The company has already picked up £3.4 million through 4 equity fundraisings, with past investors including David Buttress, the CEO of Just Eat, and Thomas Zeltner, the former vice-chair of the World Health Organisation. It has also attended two accelerators – Digital.Health London in 2016, and PwC’s Future of Health in 2017.

On an interesting side note, Cera’s founder Dr Ben Marathappu attended Haberdashers’ Aske’s Boy’s School just a few years above Herman Narula, the CEO and founder of Improbable, a British VR unicorn that recently received $500 million from Japan’s SoftBank.

medtech company valuations
High-growth medtech firms

App innovation

Other companies are looking to mobile apps to improve the healthcare system. Locum’s Nest is a great example – their app links doctors to temporary vacancies in the NHS, cutting out the expensive, cumbersome locum agencies that stirred up a bit of controversy earlier this year.

To this end they recently received £1.1 million from Albion Capital and IDO Investments, which they are currently using to help roll out their service nationwide.

Whilst Cera and Locum’s Nest are both still in their infancies, several other British health tech companies have progressed much further, both in terms of fundraisings and revenue. Push Doctor and babylon, two competitors, have developed apps that allow patients to receive consultations from qualified medical practitioners through online, Skype-like video calls. In the 3-4 years since they launched, both have got off to impressive starts, with babylon now officially partnered with the NHS (and being trialled across London).

Manchester-based Push Doctor has won £30.3 million through 4 rounds of fundraising, whilst London’s babylon boasts nearly double this, with £64.1 million raised from just 2 rounds.

babylon app

The most recent ($60 million equity in April from Vostok New Ventures and the Sawiris family) gave them a valuation of nearly $200 million.

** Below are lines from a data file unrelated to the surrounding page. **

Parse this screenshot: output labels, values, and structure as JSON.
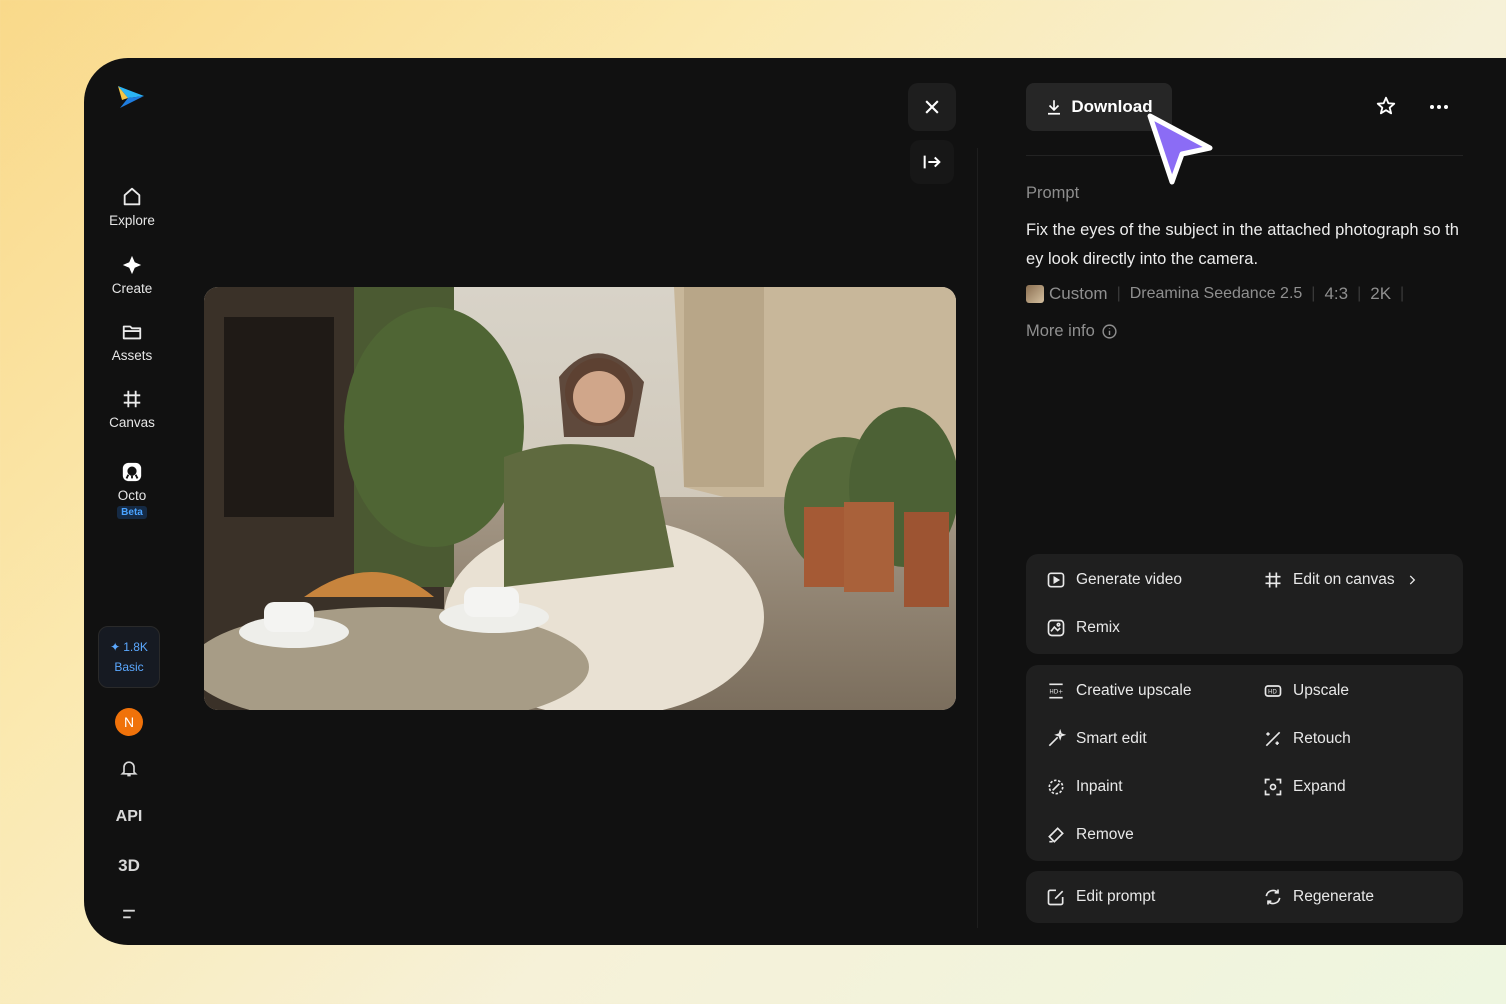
{
  "sidebar": {
    "items": [
      {
        "label": "Explore",
        "icon": "home-icon"
      },
      {
        "label": "Create",
        "icon": "sparkle-icon"
      },
      {
        "label": "Assets",
        "icon": "folder-icon"
      },
      {
        "label": "Canvas",
        "icon": "canvas-grid-icon"
      },
      {
        "label": "Octo",
        "icon": "octo-icon",
        "badge": "Beta"
      }
    ],
    "credits": {
      "amount": "1.8K",
      "plan": "Basic"
    },
    "avatar_initial": "N",
    "api_label": "API",
    "three_d_label": "3D"
  },
  "viewer": {
    "close_icon": "close-icon",
    "collapse_icon": "arrow-to-right-icon"
  },
  "panel": {
    "download_label": "Download",
    "prompt_label": "Prompt",
    "prompt_text": "Fix the eyes of the subject in the attached photograph so they look directly into the camera.",
    "meta": {
      "custom": "Custom",
      "model": "Dreamina Seedance 2.5",
      "ratio": "4:3",
      "resolution": "2K"
    },
    "more_info": "More info",
    "actions_group1": {
      "generate_video": "Generate video",
      "edit_on_canvas": "Edit on canvas",
      "remix": "Remix"
    },
    "actions_group2": {
      "creative_upscale": "Creative upscale",
      "upscale": "Upscale",
      "smart_edit": "Smart edit",
      "retouch": "Retouch",
      "inpaint": "Inpaint",
      "expand": "Expand",
      "remove": "Remove"
    },
    "actions_group3": {
      "edit_prompt": "Edit prompt",
      "regenerate": "Regenerate"
    }
  },
  "colors": {
    "app_bg": "#111111",
    "card_bg": "#1f1f1f",
    "accent_blue": "#4aa3ff",
    "avatar_orange": "#f0720a",
    "cursor_purple": "#8b6cf5"
  }
}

In the 2015/16 financial year, babylon more than tripled its turnover to £946k, and, at just over 3 years old, has already managed to turn a profit. That’s no mean feat for a young startup.

medtech companies by amount invested

Both Cera and babylon are looking to develop greater AI capabilities for their respective services, in the hope that their apps will one day be able to offer patients full diagnoses without input from a human.

In January, babylon won a trial with several London health authorities, whereby their early-stage AI chatbot would replace the NHS’s telephone helpline for non-emergency enquiries. As machine learning and artificial intelligence technology become more sophisticated, the scope for these platforms to cut costs in the NHS is considerable.